Mais qu’en est-il de ces créatures si redoutées parmi nous? Avons-nous tous oublié ce que c’était que d’être un adolescent? Avons-nous oublié ce que c’est que de se lever deux heures avant l’école pour essayer désespérément de couvrir les boutons avec un cache-cernes ou de porter la dernière tendance en tenue pour ne pas se faire taquiner? Avons-nous oublié ce que c’est que d’avoir le cœur brisé pour la première fois, ou de se sentir tellement submergé par des émotions qu’il semble que vous pourriez éclater?
Même si de nombreux parents ont l’impression d’avoir à peine survécu au bébé et aux tout-petits, nous déplorons et idolâtrons toujours cette période de la vie de nos enfants. Mais j’entends rarement les parents se plaindre de l’adolescence. Les parents sont généralement compatissants avec la façon dont ils font à peine face à leurs adolescents à la maison.
Je comprends, et je suis aussi coupable. J’ai un beau-fils adolescent maintenant et Ive a fait tous les commentaires sarcastiques habituels sur le fait qu’il devienne un adolescent. Ive a également plaisanté sur la façon dont horrible l’adolescence va probablement être avec ma fille. Nous le faisons tous.
Mais je veux prendre une minute et regarder vraiment comment nous percevons les adolescents. Ne sont-ils vraiment que des monstres hormonaux qui nous haïront inévitablement jusqu’à 30 ans?

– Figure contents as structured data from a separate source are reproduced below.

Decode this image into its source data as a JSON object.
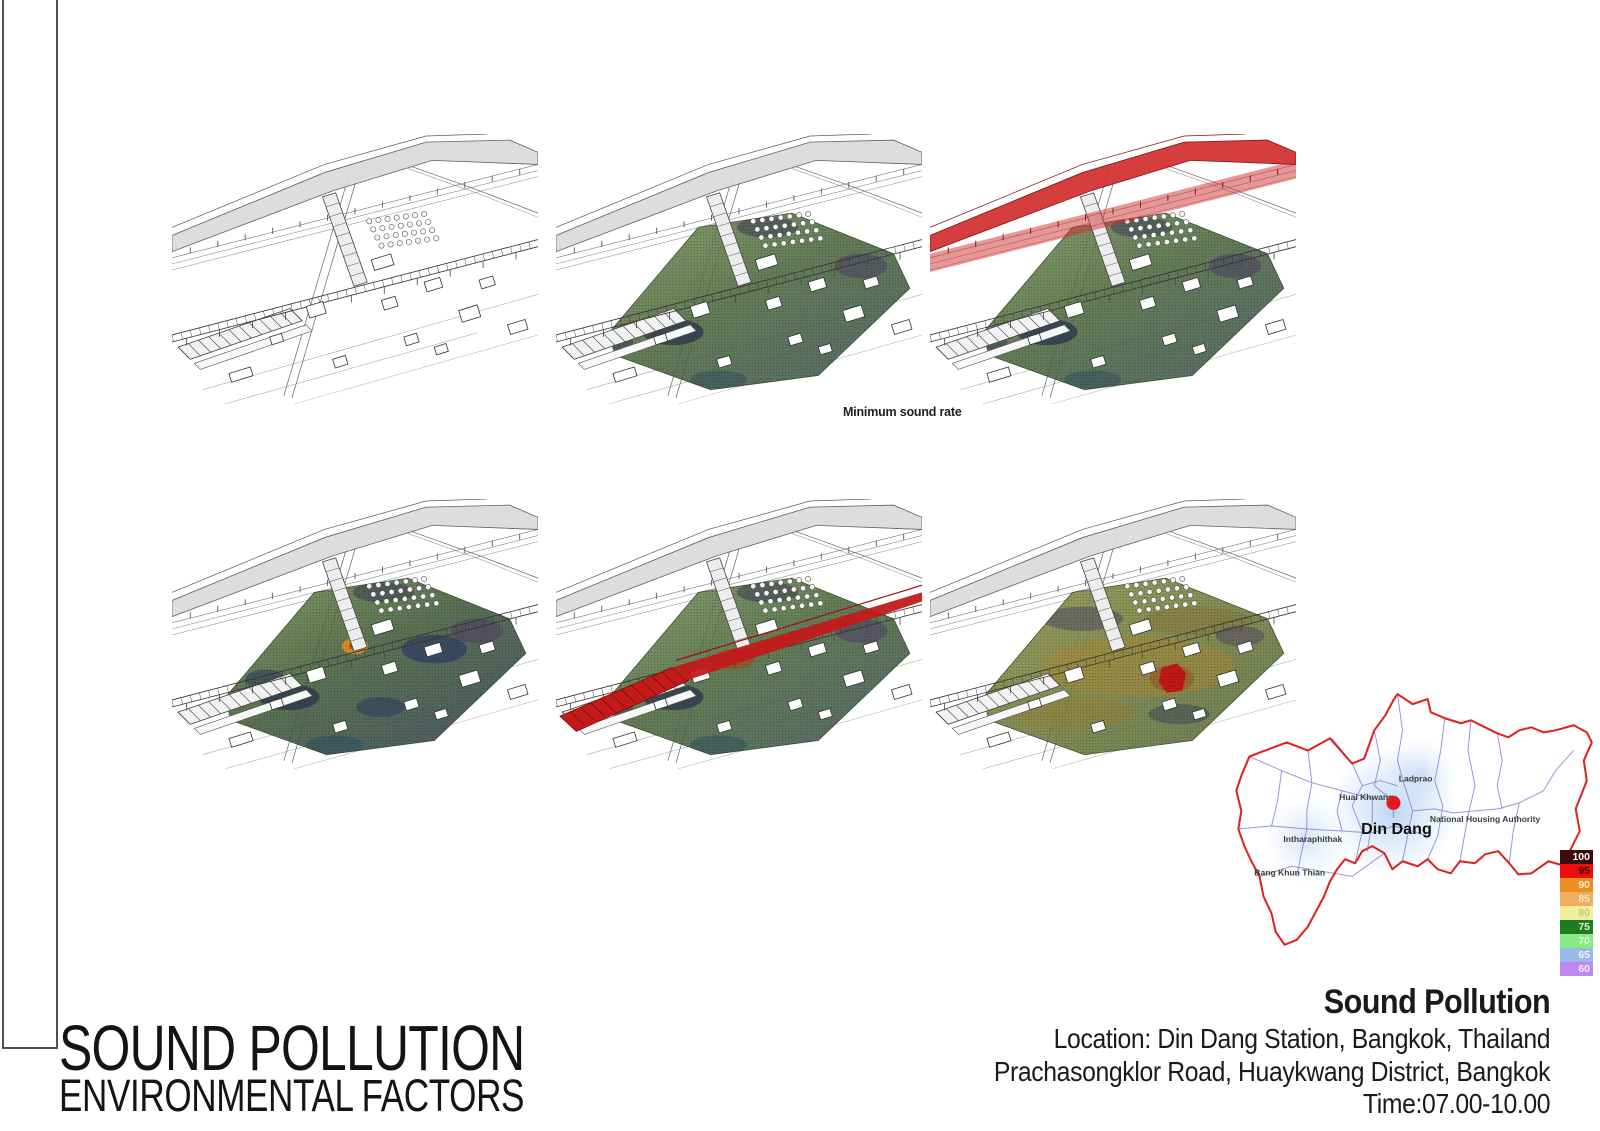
{
  "page": {
    "background": "#ffffff"
  },
  "panels": [
    {
      "name": "site-drawing-baseline",
      "row": 1,
      "col": 1,
      "mesh": false,
      "red_highway": false,
      "red_rail": false,
      "hotspot": "none",
      "tone": "none"
    },
    {
      "name": "site-drawing-minimum-sound",
      "row": 1,
      "col": 2,
      "mesh": true,
      "red_highway": false,
      "red_rail": false,
      "hotspot": "none",
      "tone": "green"
    },
    {
      "name": "site-drawing-expressway-noise",
      "row": 1,
      "col": 3,
      "mesh": true,
      "red_highway": true,
      "red_rail": false,
      "hotspot": "none",
      "tone": "green"
    },
    {
      "name": "site-drawing-ambient-noise",
      "row": 2,
      "col": 1,
      "mesh": true,
      "red_highway": false,
      "red_rail": false,
      "hotspot": "orange",
      "tone": "green-dark"
    },
    {
      "name": "site-drawing-railway-noise",
      "row": 2,
      "col": 2,
      "mesh": true,
      "red_highway": false,
      "red_rail": true,
      "hotspot": "none",
      "tone": "green"
    },
    {
      "name": "site-drawing-peak-noise",
      "row": 2,
      "col": 3,
      "mesh": true,
      "red_highway": false,
      "red_rail": false,
      "hotspot": "red",
      "tone": "warm"
    }
  ],
  "caption": {
    "text": "Minimum sound rate"
  },
  "map": {
    "outline_color": "#e02020",
    "district_line_color": "#8585d6",
    "glow_color": "#a9c9ee",
    "marker": {
      "label": "Din Dang",
      "color": "#e31b1b",
      "x": 186,
      "y": 131,
      "label_x": 189,
      "label_y": 147
    },
    "labels": [
      {
        "text": "Ladprao",
        "x": 208,
        "y": 95
      },
      {
        "text": "Huai Khwang",
        "x": 159,
        "y": 113
      },
      {
        "text": "National Housing Authority",
        "x": 277,
        "y": 135
      },
      {
        "text": "Intharaphithak",
        "x": 106,
        "y": 155
      },
      {
        "text": "Bang Khun Thian",
        "x": 83,
        "y": 188
      }
    ]
  },
  "legend": {
    "items": [
      {
        "value": "100",
        "color": "#3a0c0c",
        "text": "#ffffff"
      },
      {
        "value": "95",
        "color": "#ee0e0e",
        "text": "#4a0505"
      },
      {
        "value": "90",
        "color": "#e88f1f",
        "text": "#fdeccc"
      },
      {
        "value": "85",
        "color": "#efad62",
        "text": "#fbe3c4"
      },
      {
        "value": "80",
        "color": "#f1ef9d",
        "text": "#c9c385"
      },
      {
        "value": "75",
        "color": "#1f7d20",
        "text": "#d8f0c8"
      },
      {
        "value": "70",
        "color": "#88ea85",
        "text": "#e6fbde"
      },
      {
        "value": "65",
        "color": "#9ab9e9",
        "text": "#f0f5fd"
      },
      {
        "value": "60",
        "color": "#bd88f0",
        "text": "#f5ecfd"
      }
    ]
  },
  "info_block": {
    "title": "Sound Pollution",
    "line2": "Location: Din Dang Station, Bangkok, Thailand",
    "line3": "Prachasongklor Road, Huaykwang District, Bangkok",
    "line4": "Time:07.00-10.00"
  },
  "title_block": {
    "line1": "SOUND POLLUTION",
    "line2": "ENVIRONMENTAL FACTORS"
  }
}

Non, ils ne sont pas. Ce sont des jeunes qui grandissent dans un monde confus rempli de chaos et d’incertitude. Theyre regarder les adultes dans leur propre vie ainsi que sur les nouvelles du soir se comportent d’une multitude de façons désagréables.
Peut-être que si nous arrêtions de parler autant de la façon dont nous manquons tous les jours où ils étaient petits et de nous concentrer sur qui ils sont maintenant, nous pourrions ajouter un peu plus de compassion et de compréhension dans la vie d’un adolescent que nous connaissons et aimons. Peut-être que si nous arrêtions tellement de diaboliser les adolescents, ils seraient plus disposés à s’ouvrir ou à nous entendre.
Je peux me tromper, et je me suis certainement trompé auparavant, mais j’ai l’impression que c’est presque une prophétie auto-réalisatrice d’avoir constamment une rhétorique courante autour de nos enfants qu’ils vont devenir des monstres une fois qu’ils auront atteint la puberté. Cela leur permet presque de commencer à claquer les portes et à ignorer les règles, car n’est-ce pas ce que nous attendions d’eux depuis le début?
Peut-être devrions-nous célébrer le rôle de la puberté dans la vie de nos enfants plutôt que de la traiter comme une sorte de malheur imminent. Pour ma part, j’ai un espoir aigre-doux pour la prochaine génération de jeunes adultes qui grandira dans notre climat actuel. J’ai rencontré des adolescents incroyablement brillants, compatissants et indéniablement vifs qui me donnent ce sentiment d’espoir pour l’avenir. Je les admire et nous devrions être fiers qu’ils soient sur la planète.
Frapper la puberté et être un jeune adulte est assez terrifiant sans que les adultes de votre vie ne paniquent à ce sujet, surtout avant même que cela ne se produise. Et je ne dis pas que tous les parents font ça. Mais beaucoup d’entre nous le font ou l’ont moi-même.
Je me suis engagé à faire plus d’efforts dans la mesure où je vois ma famille adolescente, mes voisins et mes concitoyens. Chaque fois que je vois un adolescent faire ou dire quelque chose digne d’un regard, je repense à mon passé. Je me souviens à quel point j’étais absorbée par moi-même, à quel point je n’étais pas en sécurité et comment j’avais dit et fait des choses qui ennuyaient les adultes autour de moi. Et je me souviens aussi des adultes de ma vie qui m’ont traité comme une personne et non comme un monstre.
Si son empathie est pour beaucoup d’entre nous un sentiment d’adolescence, peut-être qu’en tant qu’adultes qui ont réussi à traverser l’adolescence, nous devrions nous intensifier et leur donner un bon exemple de ce à quoi ressemble l’empathie. Après tout, un adolescent est toujours ce petit enfant à l’intérieur que nous avons connu, détenu et aimé. Et nous y étions tous une fois aussi.